Yang Tenang Melunakkan yang Tidak Tenang

Bersusun narasi dan hidup. Perjalanan mengakumulasi pengalaman. Generasi ke generasi dirahasiakan dan ada yang dibagikan. Kita tumbuh dengan cerita/ kisah turun menurun. Termasuk perihal ombak. Diluasan pandang saat kita tenggelam. Saat kita tidak tenang, banyak bergerak. Maka kita kan tenggelam.

Karena arus berlawanan diatas dan dibawah. Maka menenggelamkan. Saat kita tidak tenang.

Di air saat kita tenang, justru kita tidak tenggelam.

Berbagai permasalahan hidup. Bertubi-tubi. Saat tidak terurai segera, maka permasalahan yang lain menyusul. Bertumpuk campur. Saat kita berusaha menyelesaikan dengan berbagai cara, pengalaman, teknologi, dan tips-tips ribuan kita baca dan tonton. Seakan kita semakin tenggelam dengan waktu.
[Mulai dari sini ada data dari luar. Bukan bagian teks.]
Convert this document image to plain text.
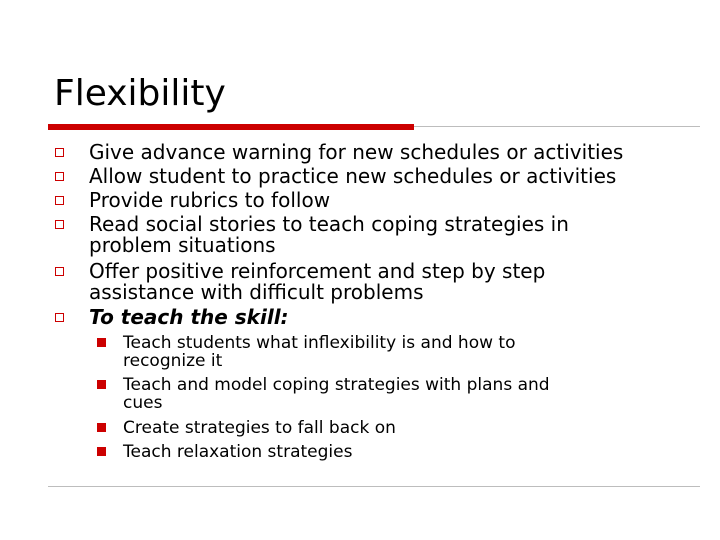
Flexibility
Give advance warning for new schedules or activities
Allow student to practice new schedules or activities
Provide rubrics to follow
Read social stories to teach coping strategies in
problem situations
Offer positive reinforcement and step by step
assistance with difficult problems
To teach the skill:
Teach students what inflexibility is and how to
recognize it
Teach and model coping strategies with plans and
cues
Create strategies to fall back on
Teach relaxation strategies
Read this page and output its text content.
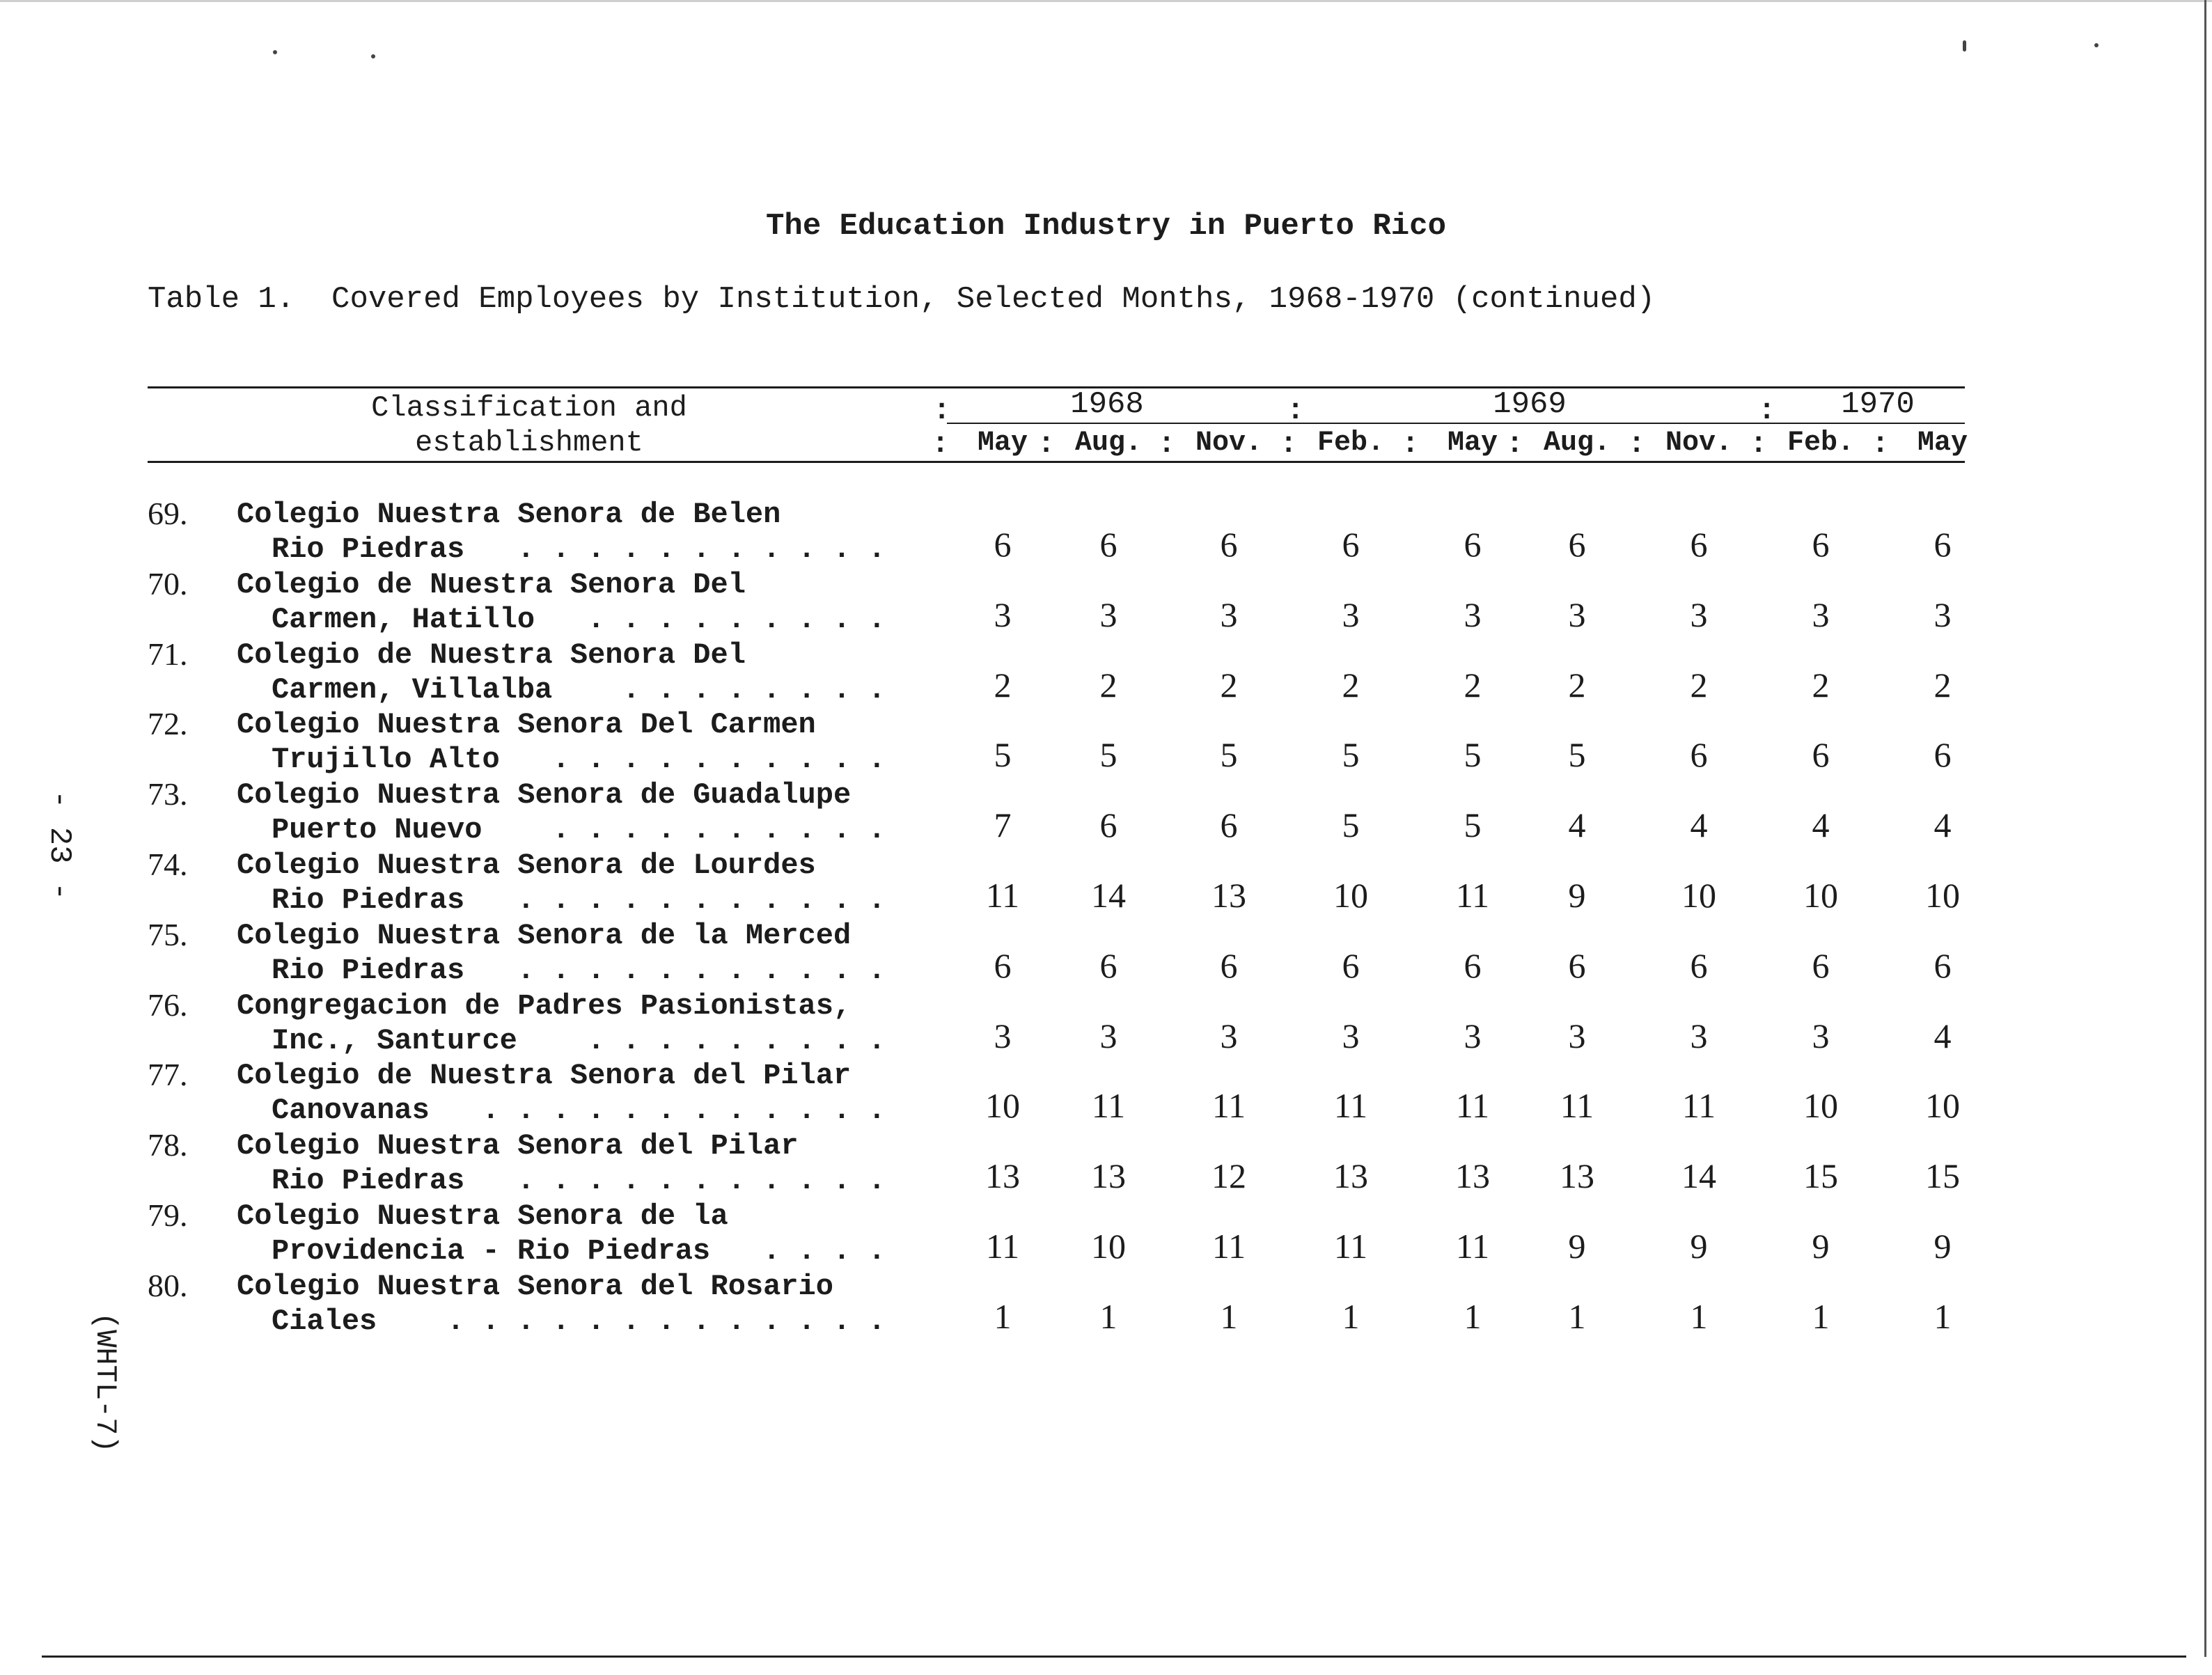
The Education Industry in Puerto Rico
Table 1.  Covered Employees by Institution, Selected Months, 1968-1970 (continued)
Classification and
establishment
:	:	:
1968	1969	1970
:	May : Aug. : Nov. : Feb. :	May : Aug. : Nov. : Feb. :	May
69. Colegio Nuestra Senora de Belen
Rio Piedras . . . . . . . . . . .	6	6	6	6	6	6	6	6	6
70. Colegio de Nuestra Senora Del
Carmen, Hatillo . . . . . . . . .	3	3	3	3	3	3	3	3	3
71. Colegio de Nuestra Senora Del
Carmen, Villalba . . . . . . . .	2	2	2	2	2	2	2	2	2
72. Colegio Nuestra Senora Del Carmen
Trujillo Alto . . . . . . . . . .	5	5	5	5	5	5	6	6	6
73. Colegio Nuestra Senora de Guadalupe
Puerto Nuevo . . . . . . . . . .	7	6	6	5	5	4	4	4	4
74. Colegio Nuestra Senora de Lourdes
Rio Piedras . . . . . . . . . . .	11	14	13	10	11	9	10	10	10
75. Colegio Nuestra Senora de la Merced
Rio Piedras . . . . . . . . . . .	6	6	6	6	6	6	6	6	6
76. Congregacion de Padres Pasionistas,
Inc., Santurce . . . . . . . . .	3	3	3	3	3	3	3	3	4
77. Colegio de Nuestra Senora del Pilar
Canovanas . . . . . . . . . . . .	10	11	11	11	11	11	11	10	10
78. Colegio Nuestra Senora del Pilar
Rio Piedras . . . . . . . . . . .	13	13	12	13	13	13	14	15	15
79. Colegio Nuestra Senora de la
Providencia - Rio Piedras . . . .	11	10	11	11	11	9	9	9	9
80. Colegio Nuestra Senora del Rosario
Ciales . . . . . . . . . . . . .	1	1	1	1	1	1	1	1	1
- 23 -
(WHTL-7)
Tiba-tiba sudah berumur, dapat tujuan belum tercapai.

Kenapa?

Hampa?

Saat tenang, saat tensi mampu kita turunkan. Dingin. Segalanya kita lepas. Ikhlas. Tiba-tiba solusi berdatangan sendiri. Ternyata yang awalnya masalah ternyata bukan masalah (1). Yang awalnya tampak tujuan hidup ideal yang harus kita capai, ternyata bukan tujuan ideal lagi (2).

Jawabannya ada di dalam. Saat kita tenang. Saat hanya nafas yang kita rasa dan tahu. Tiba-tiba semuanya sudah selesai.

Tercerahkan.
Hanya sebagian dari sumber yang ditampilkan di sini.